I'm writing a function that allows the user to do logistic regression on a file, specifying which variables to be used in building the model, which should be transformed into dummy variables and which variable should be the independent variable.

When I do the following, for instance:

 cols_to_keep = []
 print (df.columns)
 i = eval(raw_input('How many of these variables would you like to use in logistic regression?: '))
 while i != 0:
    i = i - 1
    print (df.columns)
    addTo = raw_input('Enter a variable for this list that you would like to keep and use in logistic regression.: ')
    cols_to_keep.append(addTo)

I end up running into problems down the road.
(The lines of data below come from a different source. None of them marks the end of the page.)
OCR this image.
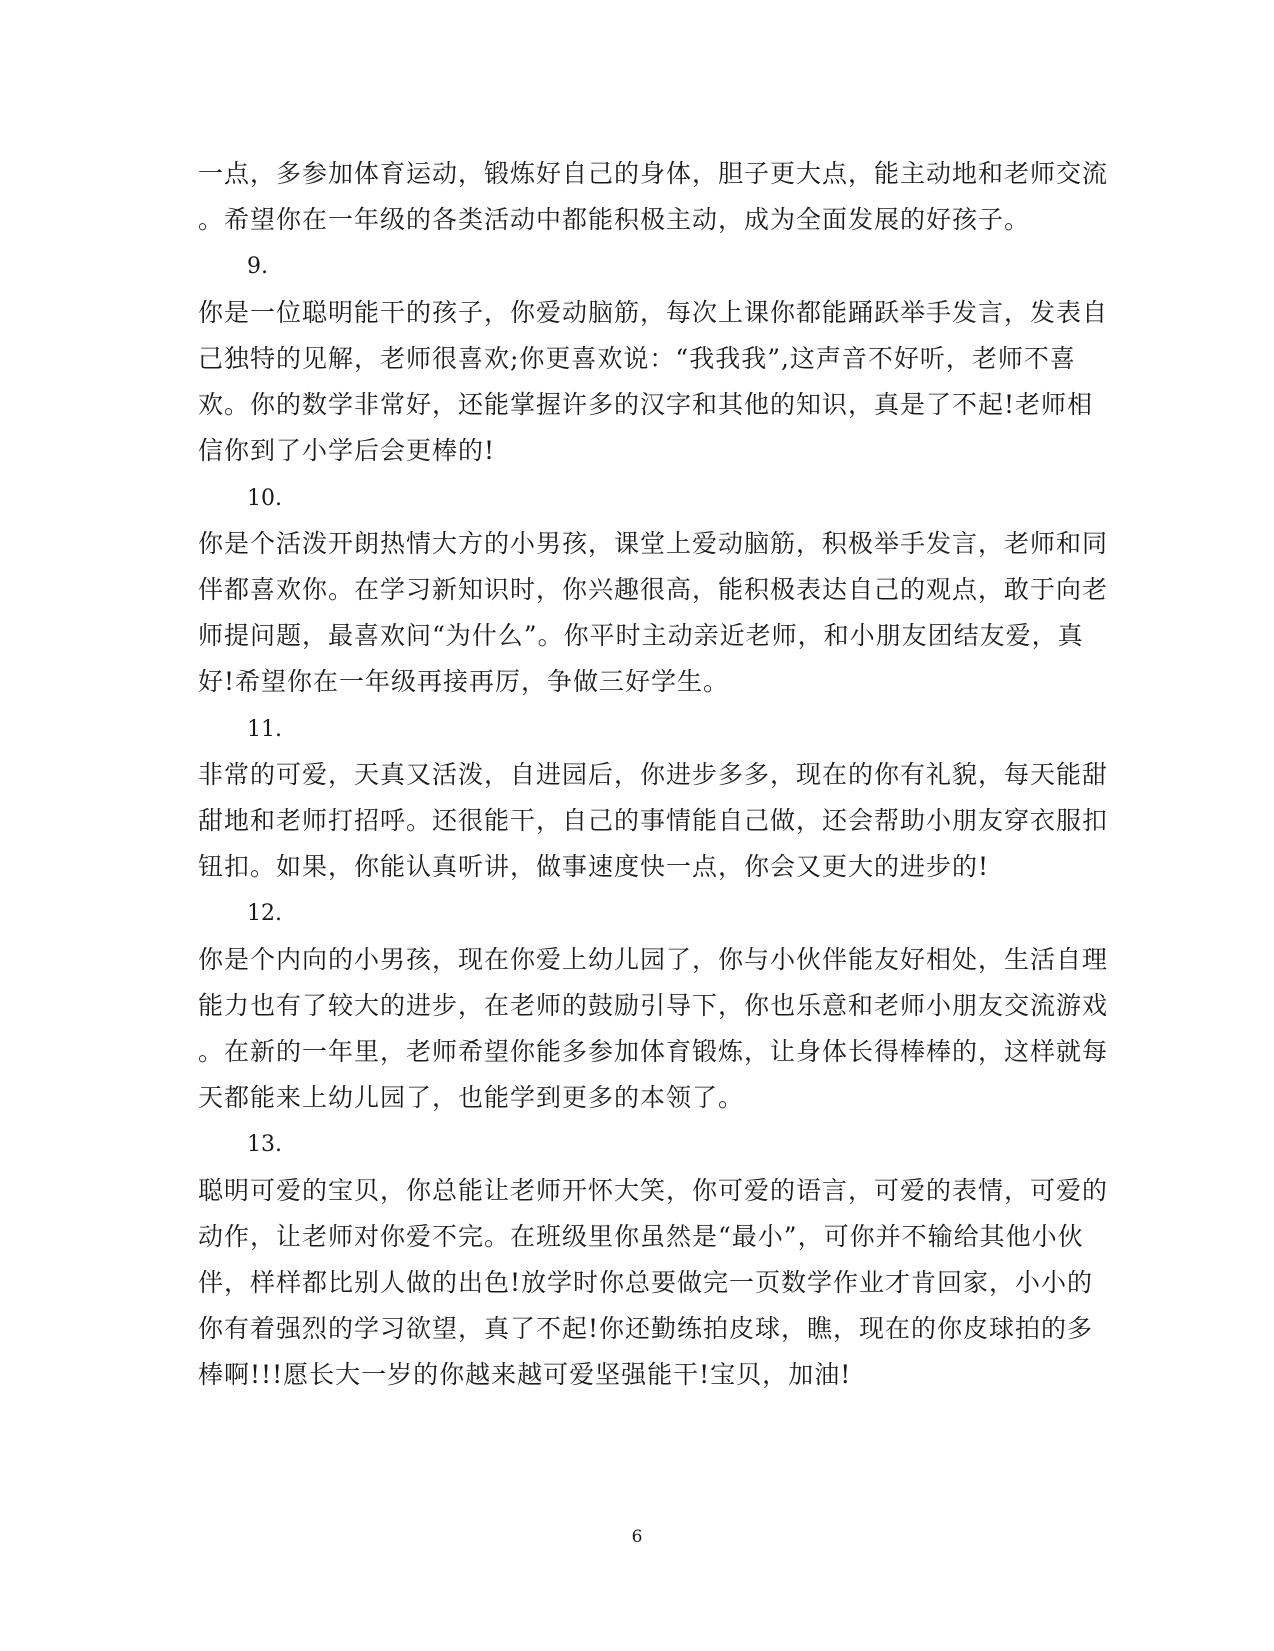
一点，多参加体育运动，锻炼好自己的身体，胆子更大点，能主动地和老师交流
。希望你在一年级的各类活动中都能积极主动，成为全面发展的好孩子。
9.
你是一位聪明能干的孩子，你爱动脑筋，每次上课你都能踊跃举手发言，发表自
己独特的见解，老师很喜欢;你更喜欢说：“我我我”,这声音不好听，老师不喜
欢。你的数学非常好，还能掌握许多的汉字和其他的知识，真是了不起!老师相
信你到了小学后会更棒的!
10.
你是个活泼开朗热情大方的小男孩，课堂上爱动脑筋，积极举手发言，老师和同
伴都喜欢你。在学习新知识时，你兴趣很高，能积极表达自己的观点，敢于向老
师提问题，最喜欢问“为什么”。你平时主动亲近老师，和小朋友团结友爱，真
好!希望你在一年级再接再厉，争做三好学生。
11.
非常的可爱，天真又活泼，自进园后，你进步多多，现在的你有礼貌，每天能甜
甜地和老师打招呼。还很能干，自己的事情能自己做，还会帮助小朋友穿衣服扣
钮扣。如果，你能认真听讲，做事速度快一点，你会又更大的进步的!
12.
你是个内向的小男孩，现在你爱上幼儿园了，你与小伙伴能友好相处，生活自理
能力也有了较大的进步，在老师的鼓励引导下，你也乐意和老师小朋友交流游戏
。在新的一年里，老师希望你能多参加体育锻炼，让身体长得棒棒的，这样就每
天都能来上幼儿园了，也能学到更多的本领了。
13.
聪明可爱的宝贝，你总能让老师开怀大笑，你可爱的语言，可爱的表情，可爱的
动作，让老师对你爱不完。在班级里你虽然是“最小”，可你并不输给其他小伙
伴，样样都比别人做的出色!放学时你总要做完一页数学作业才肯回家，小小的
你有着强烈的学习欲望，真了不起!你还勤练拍皮球，瞧，现在的你皮球拍的多
棒啊!!!愿长大一岁的你越来越可爱坚强能干!宝贝，加油!
6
Specifically when I ask the user to specify the dependent variable from a list and then need to take that variable out of the list of training variables:

print (df.columns)

dependent = raw_input('Which of these columns would you like to be the dependent variable?: ')
training.remove(dependent)

I found, after inserting a print statement, that the variables added to the list of training variables, looks like this:

('these are the traing variables: ', ['access', u'age_age6574', u'age_age75plus', u'sex_male', u'stage_late', u'death_death'])
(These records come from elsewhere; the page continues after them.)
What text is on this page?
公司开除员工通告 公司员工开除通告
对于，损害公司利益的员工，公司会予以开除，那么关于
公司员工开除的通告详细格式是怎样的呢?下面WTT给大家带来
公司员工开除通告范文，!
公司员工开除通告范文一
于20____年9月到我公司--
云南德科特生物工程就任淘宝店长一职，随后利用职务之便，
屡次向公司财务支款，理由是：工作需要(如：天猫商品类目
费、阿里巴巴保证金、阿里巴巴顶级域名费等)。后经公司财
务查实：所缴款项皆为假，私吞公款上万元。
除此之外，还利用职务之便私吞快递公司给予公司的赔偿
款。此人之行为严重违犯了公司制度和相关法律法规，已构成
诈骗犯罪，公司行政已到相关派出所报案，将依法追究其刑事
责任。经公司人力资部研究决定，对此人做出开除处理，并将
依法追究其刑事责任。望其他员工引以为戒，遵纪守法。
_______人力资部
It appears that a u has been placed before each user-specified variable.

My question is: why is this and how do fix/get around this issue so that, when the user specifies the dependent variable, it is actually removed from the list. This also occurs in all other instances where a user specifies a variable and it is added to a list, creating confusion if I ever need the user to observe the list.

回答1:

Those are just unicode strings, as opposed the byte strings. There is nothing wrong, and the content of the string is not affected. The u'text' is just so that you can tell the difference between byte strings and unicode strings in Python 2 when you look at the repr. If you print the string, you will see no difference. This is reversed in Python 3, where "text" means a unicode string, while b"bytes" means a byte string.

If you really want to coerce them to bytestrings (unlikely), you can do:

def ensure_str(s):
    if isinstance(s, unicode):
        s = s.encode('utf-8')
    return s

s = ensure_str(raw_input("prompt >"))